Mozilla has created an app using ARKit for iOS embodying the new standard.
NOTE: at present, the app is needed to do the test – no browser works with it (yet).
And here’s the download link for the WebXR Polyfill, which will work on the downloaded iOS app:
The WebXR is going to be a standard, and within a year we can expect all the browser manufacturers (except, ironically, Apple) to have WebXR working in their desktop and mobile versions.
Unlike Apple, Microsoft, like Mozilla has been pushing open standards for VR and AR on the web (Apple would like you to remain in closed native apps).
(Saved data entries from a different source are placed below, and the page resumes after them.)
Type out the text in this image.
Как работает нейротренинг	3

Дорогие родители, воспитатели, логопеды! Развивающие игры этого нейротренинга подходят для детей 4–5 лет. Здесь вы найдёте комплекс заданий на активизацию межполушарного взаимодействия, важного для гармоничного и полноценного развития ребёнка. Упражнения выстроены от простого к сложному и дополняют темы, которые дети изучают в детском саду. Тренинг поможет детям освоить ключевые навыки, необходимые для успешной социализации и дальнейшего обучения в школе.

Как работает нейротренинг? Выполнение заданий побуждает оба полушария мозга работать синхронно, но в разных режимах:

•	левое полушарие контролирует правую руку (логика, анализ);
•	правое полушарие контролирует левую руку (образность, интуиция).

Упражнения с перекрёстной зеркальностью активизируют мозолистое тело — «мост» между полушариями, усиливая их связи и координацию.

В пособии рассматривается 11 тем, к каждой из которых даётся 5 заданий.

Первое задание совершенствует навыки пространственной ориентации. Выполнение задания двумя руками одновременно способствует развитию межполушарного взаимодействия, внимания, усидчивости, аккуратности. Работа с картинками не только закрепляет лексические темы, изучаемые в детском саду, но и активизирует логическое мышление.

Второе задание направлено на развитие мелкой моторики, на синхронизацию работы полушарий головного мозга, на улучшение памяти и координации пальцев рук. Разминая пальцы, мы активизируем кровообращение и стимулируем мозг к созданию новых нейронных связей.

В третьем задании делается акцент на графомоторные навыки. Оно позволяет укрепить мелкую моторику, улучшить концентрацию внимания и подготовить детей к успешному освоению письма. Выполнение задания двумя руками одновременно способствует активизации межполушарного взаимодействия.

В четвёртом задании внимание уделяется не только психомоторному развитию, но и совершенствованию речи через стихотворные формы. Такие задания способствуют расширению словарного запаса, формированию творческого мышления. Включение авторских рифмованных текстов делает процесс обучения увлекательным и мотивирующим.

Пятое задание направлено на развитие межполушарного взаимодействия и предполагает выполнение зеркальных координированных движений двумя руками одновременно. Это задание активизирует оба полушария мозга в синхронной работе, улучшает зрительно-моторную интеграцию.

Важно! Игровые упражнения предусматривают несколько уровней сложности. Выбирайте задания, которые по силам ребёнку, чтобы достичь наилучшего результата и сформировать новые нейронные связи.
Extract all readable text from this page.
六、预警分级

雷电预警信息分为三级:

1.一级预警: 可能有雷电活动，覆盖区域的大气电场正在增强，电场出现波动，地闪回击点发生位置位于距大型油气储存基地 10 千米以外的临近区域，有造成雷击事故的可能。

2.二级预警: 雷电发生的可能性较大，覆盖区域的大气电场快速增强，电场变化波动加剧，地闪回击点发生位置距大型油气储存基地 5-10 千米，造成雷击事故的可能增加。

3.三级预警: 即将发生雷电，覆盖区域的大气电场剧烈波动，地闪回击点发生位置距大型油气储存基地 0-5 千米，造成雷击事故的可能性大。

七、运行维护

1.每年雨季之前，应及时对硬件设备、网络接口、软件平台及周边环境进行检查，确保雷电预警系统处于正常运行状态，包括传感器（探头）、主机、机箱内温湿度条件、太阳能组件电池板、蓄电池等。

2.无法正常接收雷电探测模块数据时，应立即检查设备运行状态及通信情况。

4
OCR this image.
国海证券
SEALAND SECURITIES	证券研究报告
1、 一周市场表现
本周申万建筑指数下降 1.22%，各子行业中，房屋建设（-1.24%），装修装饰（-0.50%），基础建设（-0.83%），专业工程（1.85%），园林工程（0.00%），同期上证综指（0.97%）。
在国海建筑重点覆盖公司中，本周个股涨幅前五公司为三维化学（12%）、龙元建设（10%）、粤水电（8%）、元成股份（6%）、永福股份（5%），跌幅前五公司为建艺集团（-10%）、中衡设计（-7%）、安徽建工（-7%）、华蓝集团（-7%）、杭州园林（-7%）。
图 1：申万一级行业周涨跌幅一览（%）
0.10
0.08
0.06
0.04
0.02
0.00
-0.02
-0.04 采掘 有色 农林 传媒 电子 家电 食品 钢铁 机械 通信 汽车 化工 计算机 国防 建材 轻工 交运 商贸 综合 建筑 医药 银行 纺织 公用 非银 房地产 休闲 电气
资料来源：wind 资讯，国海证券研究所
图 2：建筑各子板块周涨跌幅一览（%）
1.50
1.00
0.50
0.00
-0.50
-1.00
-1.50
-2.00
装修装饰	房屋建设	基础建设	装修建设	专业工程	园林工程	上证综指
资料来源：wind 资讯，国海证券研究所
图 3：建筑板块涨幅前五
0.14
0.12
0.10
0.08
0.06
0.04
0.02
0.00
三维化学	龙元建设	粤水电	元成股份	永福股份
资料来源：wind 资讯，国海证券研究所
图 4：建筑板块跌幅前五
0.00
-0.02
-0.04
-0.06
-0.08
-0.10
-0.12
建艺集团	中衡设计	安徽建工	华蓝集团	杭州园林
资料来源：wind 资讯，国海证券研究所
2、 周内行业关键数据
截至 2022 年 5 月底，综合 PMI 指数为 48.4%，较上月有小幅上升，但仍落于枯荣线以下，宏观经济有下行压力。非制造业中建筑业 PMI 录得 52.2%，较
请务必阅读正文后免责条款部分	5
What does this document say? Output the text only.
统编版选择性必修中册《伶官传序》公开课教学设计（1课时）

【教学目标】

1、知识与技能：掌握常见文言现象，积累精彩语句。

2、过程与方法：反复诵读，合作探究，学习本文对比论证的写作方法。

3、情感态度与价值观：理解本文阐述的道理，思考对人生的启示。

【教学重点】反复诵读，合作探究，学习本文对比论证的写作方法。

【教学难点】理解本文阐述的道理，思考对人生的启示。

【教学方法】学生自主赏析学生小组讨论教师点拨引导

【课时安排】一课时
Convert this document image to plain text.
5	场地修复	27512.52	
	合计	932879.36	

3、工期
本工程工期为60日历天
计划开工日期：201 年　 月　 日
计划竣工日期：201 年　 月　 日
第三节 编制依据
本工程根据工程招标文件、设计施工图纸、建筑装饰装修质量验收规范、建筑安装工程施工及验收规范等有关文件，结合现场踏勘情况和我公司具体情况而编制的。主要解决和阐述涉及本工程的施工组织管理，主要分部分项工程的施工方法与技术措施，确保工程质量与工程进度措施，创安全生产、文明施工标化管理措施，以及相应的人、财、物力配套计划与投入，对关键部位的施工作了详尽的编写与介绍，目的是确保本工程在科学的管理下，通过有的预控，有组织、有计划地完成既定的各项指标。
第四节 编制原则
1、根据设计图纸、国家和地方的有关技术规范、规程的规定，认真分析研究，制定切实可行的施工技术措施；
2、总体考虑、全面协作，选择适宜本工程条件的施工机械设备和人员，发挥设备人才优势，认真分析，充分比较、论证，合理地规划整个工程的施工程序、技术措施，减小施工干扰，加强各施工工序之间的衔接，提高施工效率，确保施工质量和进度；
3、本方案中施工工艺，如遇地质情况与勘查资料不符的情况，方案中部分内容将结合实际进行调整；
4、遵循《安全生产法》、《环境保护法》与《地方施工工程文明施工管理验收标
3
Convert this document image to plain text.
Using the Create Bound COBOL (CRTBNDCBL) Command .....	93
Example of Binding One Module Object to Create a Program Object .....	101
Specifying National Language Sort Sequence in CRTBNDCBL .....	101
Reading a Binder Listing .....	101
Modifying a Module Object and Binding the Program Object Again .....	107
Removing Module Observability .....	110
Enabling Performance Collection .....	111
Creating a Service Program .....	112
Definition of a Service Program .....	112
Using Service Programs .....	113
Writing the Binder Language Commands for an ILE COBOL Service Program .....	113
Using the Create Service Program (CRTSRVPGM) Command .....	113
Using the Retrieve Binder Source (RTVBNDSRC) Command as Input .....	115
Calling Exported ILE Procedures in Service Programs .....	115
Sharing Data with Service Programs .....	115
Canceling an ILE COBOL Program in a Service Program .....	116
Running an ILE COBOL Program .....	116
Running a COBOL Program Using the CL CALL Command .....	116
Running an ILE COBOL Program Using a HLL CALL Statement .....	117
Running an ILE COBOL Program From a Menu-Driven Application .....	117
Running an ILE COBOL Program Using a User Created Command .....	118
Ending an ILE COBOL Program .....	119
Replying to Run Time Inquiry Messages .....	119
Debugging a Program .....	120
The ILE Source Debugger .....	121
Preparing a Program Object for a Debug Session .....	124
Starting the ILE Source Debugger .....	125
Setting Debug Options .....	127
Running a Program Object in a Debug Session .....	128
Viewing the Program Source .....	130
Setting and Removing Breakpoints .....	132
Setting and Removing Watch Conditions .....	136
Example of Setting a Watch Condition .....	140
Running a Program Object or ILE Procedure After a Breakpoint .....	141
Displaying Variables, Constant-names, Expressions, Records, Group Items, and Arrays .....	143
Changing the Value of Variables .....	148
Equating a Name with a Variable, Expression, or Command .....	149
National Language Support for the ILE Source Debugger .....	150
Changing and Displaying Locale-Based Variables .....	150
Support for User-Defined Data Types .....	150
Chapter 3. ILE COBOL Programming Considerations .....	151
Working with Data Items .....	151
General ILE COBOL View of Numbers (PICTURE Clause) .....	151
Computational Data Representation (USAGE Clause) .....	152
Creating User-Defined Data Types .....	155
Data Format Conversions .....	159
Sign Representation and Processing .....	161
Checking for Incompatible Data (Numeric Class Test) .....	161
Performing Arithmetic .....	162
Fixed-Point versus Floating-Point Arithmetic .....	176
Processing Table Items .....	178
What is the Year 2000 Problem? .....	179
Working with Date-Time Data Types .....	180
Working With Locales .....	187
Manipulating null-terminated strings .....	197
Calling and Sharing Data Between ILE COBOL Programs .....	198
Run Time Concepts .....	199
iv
A good example is the recent announcement of Simplygon, a cloud-based optimizing service for 3D models.
Now, this is really important for WebVR and AR sustainability. 3D models are very large, and a future VR / AR web will need massive optimization, even more than we do for images and libraries today. Optimization is a complex process, and this service moves things a bit closer to ordinary designers and developers creating 3D worlds, then optimizing them for “streaming VR” delivery.
I wrote a sample library on my Github site = http://github.com/pindiespace/webvr-mini. Without any real attempt to optimize, I got the file size for all the WebGL + WebVR under 300k minified. There are LOTS of developers who could do better. So, as you begin to use these tools, consider how to make them sustainable for the web.